Um levantamento da consultoria global OMDIA, intitulado Análise do Mercado de IoT via Satélite, projeta que o número de conexões via satélite no mundo deve atingir 29,9 milhões até 2030, com uma taxa de crescimento anual composta (CAGR) de 22,2%. A expansão será impulsionada, principalmente, pelo avanço da Internet das Coisas (IoT) em áreas remotas, onde as redes terrestres são insuficientes ou inexistentes. O estudo destaca o papel estratégico das conexões não terrestres para a integração tecnológica e econômica de regiões isoladas.
A cobertura limitada das redes terrestres no Brasil, que atualmente atinge apenas 19% do território, segundo dados da Agência Nacional de Telecomunicações (Anatel), evidencia a necessidade de soluções alternativas. Nesse contexto, a conectividade via satélite surge como vetor essencial para ampliar o acesso à internet e possibilitar o funcionamento de aplicações IoT em setores como transporte, energia, monitoramento ambiental e serviços públicos.
Segundo Rogério Moreira, Diretor de Tecnologia da Associação Brasileira de Internet das Coisas (ABINC), há um movimento crescente de empresas e instituições voltado à adoção de tecnologias satelitais. Para ele, a percepção do mercado mudou, e a conectividade via satélite passou a ser vista como alternativa viável para otimizar operações e ampliar a cobertura digital de forma sustentável. O avanço tecnológico também tem contribuído para a viabilidade dessas soluções, com equipamentos menores, mais leves e de custo reduzido.
A perspectiva de crescimento do setor está associada ao lançamento de novos satélites de órbita terrestre baixa (LEO). De acordo com Janilson Bezerra, líder do Comitê de Conectividade da ABINC, mais de 24.000 satélites devem ser lançados até 2029, o que criará uma infraestrutura global de conectividade de alta densidade, com cobertura mais eficiente, inclusive em locais de difícil acesso. Ele ressalta que essa expansão tem potencial para transformar radicalmente o cenário de conectividade no país, especialmente em áreas rurais e regiões amazônicas.

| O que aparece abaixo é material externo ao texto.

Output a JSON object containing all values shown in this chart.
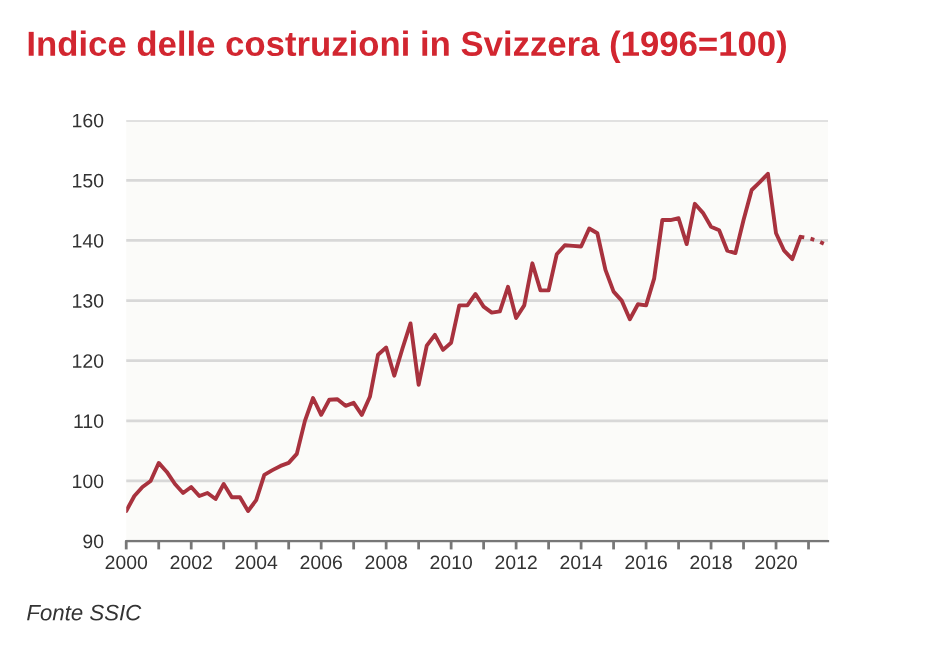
{
  "chart_data": {
    "type": "line",
    "title": "Indice delle costruzioni in Svizzera (1996=100)",
    "series": [
      {
        "color": "#a8323e",
        "line_style": "solid",
        "x": [
          2000,
          2000.25,
          2000.5,
          2000.75,
          2001,
          2001.25,
          2001.5,
          2001.75,
          2002,
          2002.25,
          2002.5,
          2002.75,
          2003,
          2003.25,
          2003.5,
          2003.75,
          2004,
          2004.25,
          2004.5,
          2004.75,
          2005,
          2005.25,
          2005.5,
          2005.75,
          2006,
          2006.25,
          2006.5,
          2006.75,
          2007,
          2007.25,
          2007.5,
          2007.75,
          2008,
          2008.25,
          2008.5,
          2008.75,
          2009,
          2009.25,
          2009.5,
          2009.75,
          2010,
          2010.25,
          2010.5,
          2010.75,
          2011,
          2011.25,
          2011.5,
          2011.75,
          2012,
          2012.25,
          2012.5,
          2012.75,
          2013,
          2013.25,
          2013.5,
          2013.75,
          2014,
          2014.25,
          2014.5,
          2014.75,
          2015,
          2015.25,
          2015.5,
          2015.75,
          2016,
          2016.25,
          2016.5,
          2016.75,
          2017,
          2017.25,
          2017.5,
          2017.75,
          2018,
          2018.25,
          2018.5,
          2018.75,
          2019,
          2019.25,
          2019.5,
          2019.75,
          2020,
          2020.25,
          2020.5,
          2020.75
        ],
        "values": [
          95,
          97.5,
          99,
          100,
          103,
          101.5,
          99.5,
          98,
          99,
          97.5,
          98,
          97,
          99.5,
          97.3,
          97.3,
          95,
          96.8,
          101,
          101.8,
          102.5,
          103,
          104.5,
          110,
          113.8,
          111,
          113.5,
          113.6,
          112.5,
          113,
          111,
          114,
          121,
          122.2,
          117.5,
          122,
          126.2,
          116,
          122.5,
          124.3,
          121.8,
          123,
          129.2,
          129.2,
          131.1,
          129,
          128,
          128.2,
          132.3,
          127.1,
          129.2,
          136.2,
          131.7,
          131.7,
          137.7,
          139.2,
          139.1,
          139,
          142,
          141.2,
          135.1,
          131.5,
          130,
          126.9,
          129.4,
          129.2,
          133.7,
          143.4,
          143.4,
          143.7,
          139.4,
          146.1,
          144.6,
          142.3,
          141.7,
          138.3,
          137.9,
          143.4,
          148.4,
          149.7,
          151.1,
          141.2,
          138.3,
          136.9,
          140.6
        ]
      },
      {
        "color": "#a8323e",
        "line_style": "dotted",
        "x": [
          2020.75,
          2021,
          2021.25,
          2021.5
        ],
        "values": [
          140.6,
          140.4,
          140,
          139.4
        ]
      }
    ],
    "xlim": [
      2000,
      2021.6
    ],
    "xticks": [
      2000,
      {
        "value": 2001,
        "label": null
      },
      2002,
      {
        "value": 2003,
        "label": null
      },
      2004,
      {
        "value": 2005,
        "label": null
      },
      2006,
      {
        "value": 2007,
        "label": null
      },
      2008,
      {
        "value": 2009,
        "label": null
      },
      2010,
      {
        "value": 2011,
        "label": null
      },
      2012,
      {
        "value": 2013,
        "label": null
      },
      2014,
      {
        "value": 2015,
        "label": null
      },
      2016,
      {
        "value": 2017,
        "label": null
      },
      2018,
      {
        "value": 2019,
        "label": null
      },
      2020,
      {
        "value": 2021,
        "label": null
      }
    ],
    "ylim": [
      90,
      160
    ],
    "yticks": [
      90,
      100,
      110,
      120,
      130,
      140,
      150,
      160
    ],
    "grid": "y",
    "legend": false,
    "annotations": [
      "Fonte SSIC"
    ]
  }
}
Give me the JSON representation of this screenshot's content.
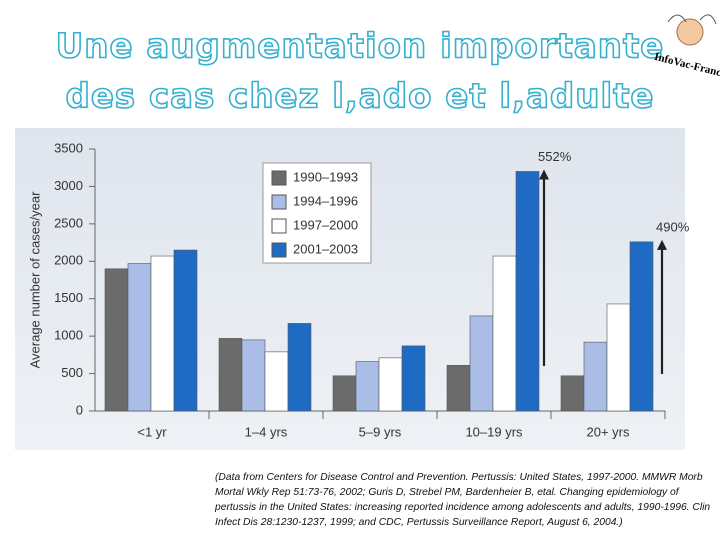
{
  "slide": {
    "title_lines": [
      "Une augmentation importante",
      "des cas chez l,ado et l,adulte"
    ],
    "logo": "InfoVac-France",
    "citation": [
      "(Data from Centers for Disease Control and Prevention. Pertussis: United States, 1997-2000. MMWR Morb",
      "Mortal Wkly Rep 51:73-76, 2002; Guris D, Strebel PM, Bardenheier B, etal. Changing epidemiology of",
      "pertussis in the United States: increasing reported incidence among adolescents and adults, 1990-1996. Clin",
      "Infect Dis 28:1230-1237, 1999; and CDC, Pertussis Surveillance Report, August 6, 2004.)"
    ]
  },
  "chart_data": {
    "type": "bar",
    "y_label": "Average number of cases/year",
    "categories": [
      "<1 yr",
      "1–4 yrs",
      "5–9 yrs",
      "10–19 yrs",
      "20+ yrs"
    ],
    "series": [
      {
        "name": "1990–1993",
        "color": "#6b6b6b",
        "values": [
          1900,
          970,
          470,
          610,
          470
        ]
      },
      {
        "name": "1994–1996",
        "color": "#aabde6",
        "values": [
          1970,
          950,
          660,
          1270,
          920
        ]
      },
      {
        "name": "1997–2000",
        "color": "#ffffff",
        "values": [
          2070,
          790,
          710,
          2070,
          1430
        ]
      },
      {
        "name": "2001–2003",
        "color": "#1f6bc4",
        "values": [
          2150,
          1170,
          870,
          3200,
          2260
        ]
      }
    ],
    "annotations": [
      "552%",
      "490%"
    ],
    "ylim": [
      0,
      3500
    ],
    "yticks": [
      0,
      500,
      1000,
      1500,
      2000,
      2500,
      3000,
      3500
    ],
    "grid": false
  }
}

A integração entre tecnologias terrestres e satelitais é apontada como essencial para o desenvolvimento do ecossistema IoT no Brasil. O aprimoramento simultâneo de hardware e software tem fortalecido esse ecossistema, possibilitando aplicações mais robustas e com menor dependência de infraestrutura física tradicional. A regulamentação por parte da Anatel tem favorecido esse processo, com autorizações para conexões não terrestres e estímulo à inovação no setor.
Atualmente, conforme a Anatel, 74,4% das conexões de internet no país são realizadas via fibra óptica, enquanto as conexões via satélite representam apenas 0,9% do total. No entanto, o relatório da OMDIA indica que essa proporção tende a se alterar significativamente com o aumento da demanda e a evolução tecnológica. A ampliação da conectividade por satélite será determinante para reduzir desigualdades no acesso à internet e integrar regiões que permanecem fora dos grandes centros urbanos.
A realidade geográfica brasileira, marcada por grandes distâncias e baixa densidade populacional em diversas regiões, impõe desafios à universalização do acesso digital. Nesse cenário, o investimento em satélites surge como solução complementar. Para Janilson Bezerra, o futuro da conectividade passa pela convergência entre soluções terrestres e não terrestres, com apoio dos órgãos reguladores e participação ativa da iniciativa privada.
“Ao investir em novos pilares tecnológicos e discutir limitações técnicas e regulatórias, o Brasil poderá atingir uma conectividade mais abrangente, promovendo inclusão digital e eficiência operacional em áreas carentes de infraestrutura”, conclui Bezerra.